The problem, Izzy finally got around to admitting to herself, was Finn MacCauley himself. She’d never met anyone like him in her life. Sam, who was apparently wealthy beyond all her wildest dreams, seemed somehow more ordinary, more commonplace, than Finn.

Sam was easygoing, casual, lighthearted. There was nothing intense about Sam—unless it was the romantic spark he had fired in Izzy five years before. Finn, on the other hand, positively radiated passionate energy. She’d seen it in him the moment he’d burst out of the door to his studio. She could see it now as he prowled the confines of his kitchen.

It was a sort of intense singularly masculine energy that made her more than a little nervous. She found that surprising when she thought about it, because heaven knew she’d been raised around men. Since the age of seven, she’d been raised by men—Grandad and his sailor pals. But not one of them had she been as aware of as she was Finn MacCauley.

Did she want such a man to, as he put it so very bluntly, “shape her up”?

Did she have a choice?

Well, yes. She could say no thank you to his deal. But then where would she stay?

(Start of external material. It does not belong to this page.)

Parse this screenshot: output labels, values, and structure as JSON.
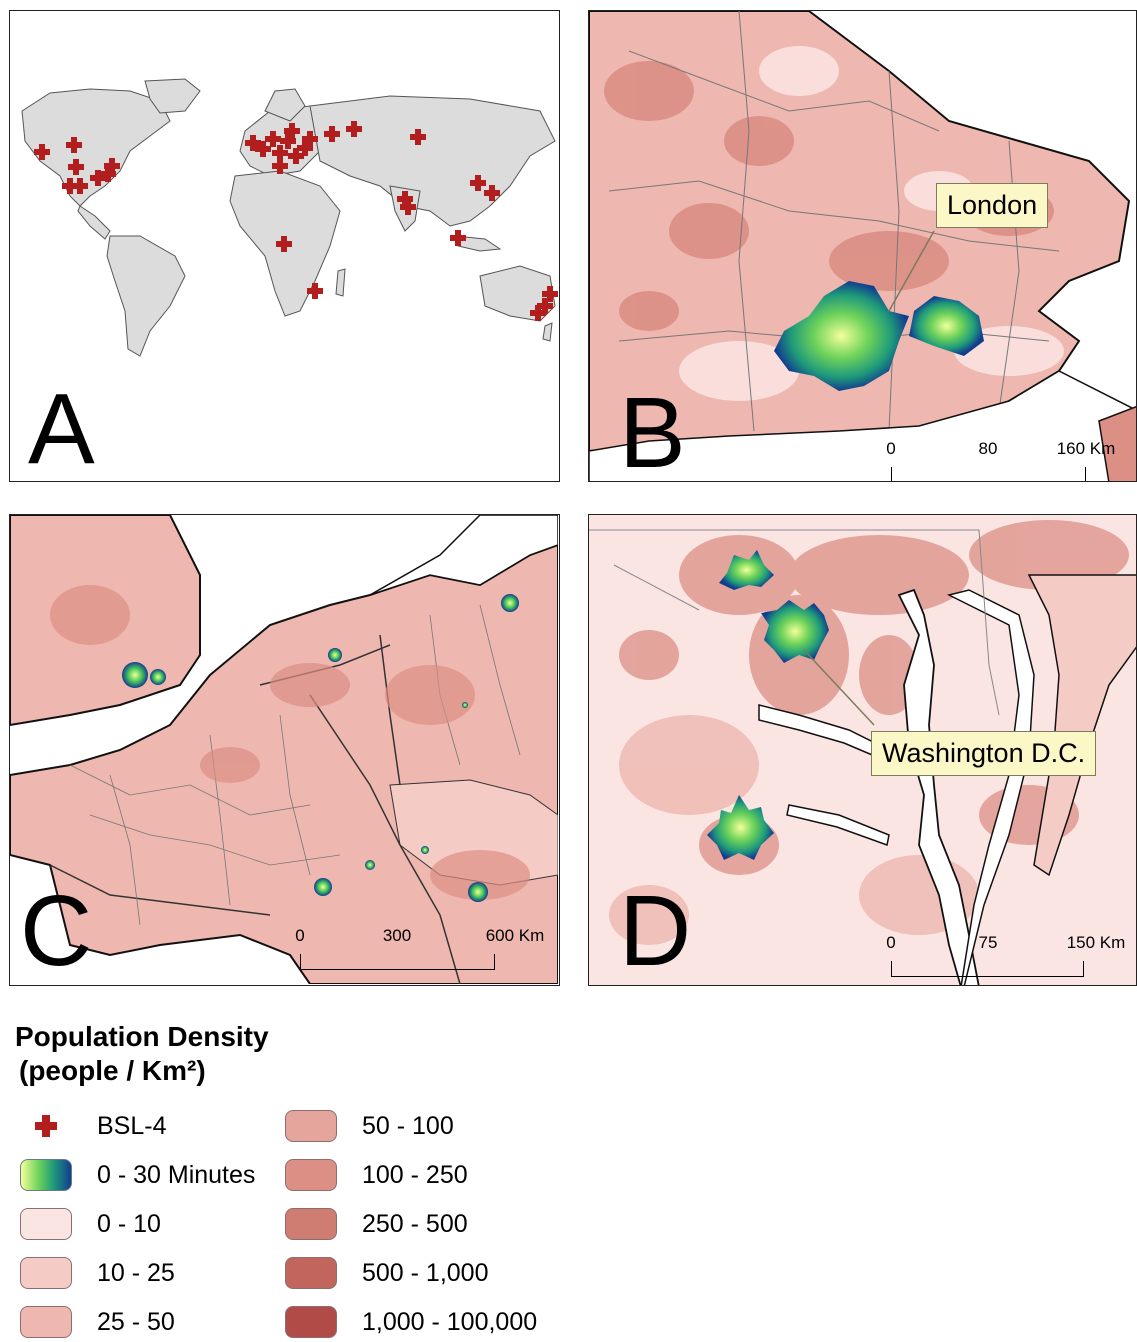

And who would he get to take care of Tansy and Pansy?

“For how long?” she asked warily.

“How long is Fletcher going to be gone?”

“I don’t know.” She didn’t relay any more of the ignominious details of her encounter with the doorman.

“I’ll find out tomorrow,” Finn said.

He acted as if it would be no big deal. Probably for him it wouldn’t be. No doubt she could learn a lot from him.

If she dared.

Visions of Pops and Digger and Hewey looking after her for the rest of her life—or theirs—rose again in her mind. She lifted her gaze and met his piratical one. “All right,” she said. “I’ll do it.”

She was awake at first light, surprised, in fact, that she’d slept at all. But the previous day’s events had been tiring enough so that it wasn’t long after her head hit the pillow that Izzy was out like a light. The sounds of the city woke her again when it was scarcely dawn. She didn’t know why sirens and rattling trash cans should sound different in New York than they did in San Francisco. She only knew that she was awakened very early.